Today representatives of conservation organizations released the following statement:

“Wyoming today has the opportunity to adopt a distinct policy that will protect bears and people alike,” said Nicholas Arrivo, a staff attorney at the Humane Society of the United States. “The evidence that bear spray works is overwhelming, and the time to enact this life-saving proposal is now.”

 “Bear spray has been proven time and time again to be the most effective tool in preventing injury to both people and bears in close encounters, including hunting conflicts,” said Bonnie Rice, senior representative for the Sierra Club’s Our Wild America Campaign. “It’s common sense to require hunters to carry bear spray, and the Commission should make it mandatory.”

“Some have suggested that a gunshot during hunting season is like a dinner bell to a grizzly bear, at a time when bears are filling their bellies before denning,” said Andrea Santarsiere, a senior attorney at the Center for Biological Diversity. “A mandate requiring hunters to carry bear spray would save the lives of people and bears.”

“This common-sense safety measure is akin to requiring a helmet when riding a bike,” said Taylor Jones, endangered species advocate for WildEarth Guardians. “We know it works, and we know it saves lives, so it should be standard practice.”

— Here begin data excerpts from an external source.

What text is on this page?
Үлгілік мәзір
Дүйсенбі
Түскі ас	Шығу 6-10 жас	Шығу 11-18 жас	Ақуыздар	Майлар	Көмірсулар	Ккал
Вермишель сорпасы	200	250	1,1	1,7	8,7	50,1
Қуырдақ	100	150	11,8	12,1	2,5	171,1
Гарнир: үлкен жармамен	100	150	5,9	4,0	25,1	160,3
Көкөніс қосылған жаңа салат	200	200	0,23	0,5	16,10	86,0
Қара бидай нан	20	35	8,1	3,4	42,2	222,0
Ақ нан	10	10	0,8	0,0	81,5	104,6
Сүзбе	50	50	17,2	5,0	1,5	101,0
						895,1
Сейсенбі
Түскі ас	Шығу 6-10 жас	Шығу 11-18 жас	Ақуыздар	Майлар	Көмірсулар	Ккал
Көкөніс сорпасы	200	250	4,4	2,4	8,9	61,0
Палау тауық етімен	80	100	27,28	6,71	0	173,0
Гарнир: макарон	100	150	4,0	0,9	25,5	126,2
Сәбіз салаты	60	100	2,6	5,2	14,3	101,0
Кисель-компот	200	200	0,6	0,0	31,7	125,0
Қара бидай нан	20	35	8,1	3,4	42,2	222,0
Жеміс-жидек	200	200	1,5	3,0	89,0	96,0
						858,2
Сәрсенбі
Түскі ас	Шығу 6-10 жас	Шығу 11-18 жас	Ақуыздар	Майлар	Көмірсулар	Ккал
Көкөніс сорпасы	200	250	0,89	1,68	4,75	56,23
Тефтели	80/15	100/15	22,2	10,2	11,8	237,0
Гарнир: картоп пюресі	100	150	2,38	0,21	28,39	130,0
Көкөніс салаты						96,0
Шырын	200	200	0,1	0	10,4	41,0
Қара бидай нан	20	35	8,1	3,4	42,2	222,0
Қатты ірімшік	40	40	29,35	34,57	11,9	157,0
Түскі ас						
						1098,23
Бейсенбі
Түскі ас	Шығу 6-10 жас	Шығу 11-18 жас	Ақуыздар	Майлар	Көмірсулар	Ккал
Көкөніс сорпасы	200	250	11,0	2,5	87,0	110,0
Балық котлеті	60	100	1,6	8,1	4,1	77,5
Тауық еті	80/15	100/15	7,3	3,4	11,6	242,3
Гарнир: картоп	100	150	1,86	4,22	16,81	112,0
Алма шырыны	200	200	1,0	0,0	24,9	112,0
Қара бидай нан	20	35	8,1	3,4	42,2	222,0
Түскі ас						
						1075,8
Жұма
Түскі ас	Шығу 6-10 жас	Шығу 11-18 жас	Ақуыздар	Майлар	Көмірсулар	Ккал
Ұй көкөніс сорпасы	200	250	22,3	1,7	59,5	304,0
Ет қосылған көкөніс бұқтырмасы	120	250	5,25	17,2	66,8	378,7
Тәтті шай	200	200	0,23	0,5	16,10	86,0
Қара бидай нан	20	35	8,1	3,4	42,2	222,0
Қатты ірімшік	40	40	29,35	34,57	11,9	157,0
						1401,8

“It’s clear and simple; bear spray works,” said Kristin Combs, executive director for Wyoming Wildlife Advocates. “Hunters are extremely vulnerable, especially deep in bear habitat precisely when the animals are actively searching for food. This one easy practice will undoubtedly save the lives of both humans and bears.”


In recent years, Yellowstone’s grizzly bears have suffered record levels of human-caused mortality. Hunting-related conflicts consistently represent one of the leading causes of grizzly bear mortality in the Greater Yellowstone Ecosystem. Most human injuries caused by grizzly bears occur during encounters with hunters.

Mandatory bear spray could prevent these unnecessary casualties. Peer-reviewed studies have shown that bear spray is 98 percent effective at preventing human injuries during bear encounters, while firearms are effective only 50 percent of the time.